Благодатский читал книгу: следил за движениями, переживаниями и отношениями персонажа. Дочитывал до - сцены: приезжал там герой к своей бывшей жене, с которой развелся неделей раньше: ради другой, и вдруг неожиданно - укладывал ее на пол и принимался раздевать. Член за ширинкой Благодатского - вздрагивал и медленно поднимался, когда персонаж стягивал с женщины остатки белья, просил лечь - на живот, и прямо на полу с силой входил в нее сзади.

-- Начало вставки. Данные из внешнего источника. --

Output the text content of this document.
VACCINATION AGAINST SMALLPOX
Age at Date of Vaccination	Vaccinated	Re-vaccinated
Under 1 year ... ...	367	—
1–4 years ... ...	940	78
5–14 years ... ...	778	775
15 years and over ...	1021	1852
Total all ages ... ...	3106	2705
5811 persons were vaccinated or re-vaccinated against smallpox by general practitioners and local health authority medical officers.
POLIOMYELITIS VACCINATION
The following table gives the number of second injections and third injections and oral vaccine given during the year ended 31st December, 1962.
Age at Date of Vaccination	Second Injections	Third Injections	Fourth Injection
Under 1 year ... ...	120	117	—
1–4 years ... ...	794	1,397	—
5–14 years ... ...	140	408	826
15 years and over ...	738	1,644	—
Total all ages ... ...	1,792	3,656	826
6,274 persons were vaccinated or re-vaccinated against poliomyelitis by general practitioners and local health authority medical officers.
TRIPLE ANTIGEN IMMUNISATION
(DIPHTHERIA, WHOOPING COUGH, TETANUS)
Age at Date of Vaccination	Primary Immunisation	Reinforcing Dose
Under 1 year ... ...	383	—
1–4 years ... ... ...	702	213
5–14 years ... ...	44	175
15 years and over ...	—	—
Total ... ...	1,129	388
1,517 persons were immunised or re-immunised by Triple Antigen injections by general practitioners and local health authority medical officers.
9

Представлял себе сцену в деталях - с собой в роли главного персонажа: ощущал бархат женской кожи и проступающий на нем первый пот, вдыхал знакомые, переворачивающие всё внутри - запахи. Ни на секунду не покидал чужое воображаемое тело: отводил женщину в ванную комнату, где продолжал: прижимая её к голубому кафелю стен и не переставая сжимать ладонями крупный упругий зад. Кончал внутрь и ждал, пока она - вымоется после произошедшего, сходит наверх и пригласит соседку: чтобы они могли уже втроем пить вино, танцевать и смеяться. Новоприбывшая вскоре - укладывалась на скатерть стола, разводила свисавшие с него ноги и подавалась вперед: входил в нее и начинал двигаться: чувствовал, как сзади - пытается его бывшая жена добраться языком до - органа. Помогал, расставляя пошире ноги.
Сквозь ткань джинсов Благодатский мял незаметно для Неумержицкого - член, думал: "Дочитаю - пойду в туалет…" Вдруг Неумержицкий вставал и уходил куда-то.
- Ты - куда? - равнодушным голосом спрашивал Благодатский.
- Да мне там нужно было сходить - к одной. Забыл совсем. Через пятнадцать минут - приду… - уходил, хлопал дверью.
Сразу почти вставал с кровати Благодатский, подходил к двери и запирал её. Возвращался к книге и в то же время - освобождал член: большой, нервно подрагивающий. Скользил по нему рукой, стягивая и натягивая кожу. Не прекращал чтения: продолжал двигаться между ног извивавшейся и кричавшей на столе, чувствовал легкие прикосновения языка к незадействованной части члена. Задирал футболку и, одновременно с персонажем, - плескал спермой: только не в горячую женскую глубину, а - на свой живот. Закрывал и клал на стол книгу, отворачивал покрывало и одеяло: выправлял из-под матраса простынь и углом её - стирал бледные крупные капли со смуглой кожи живота и нежной красной - головки члена.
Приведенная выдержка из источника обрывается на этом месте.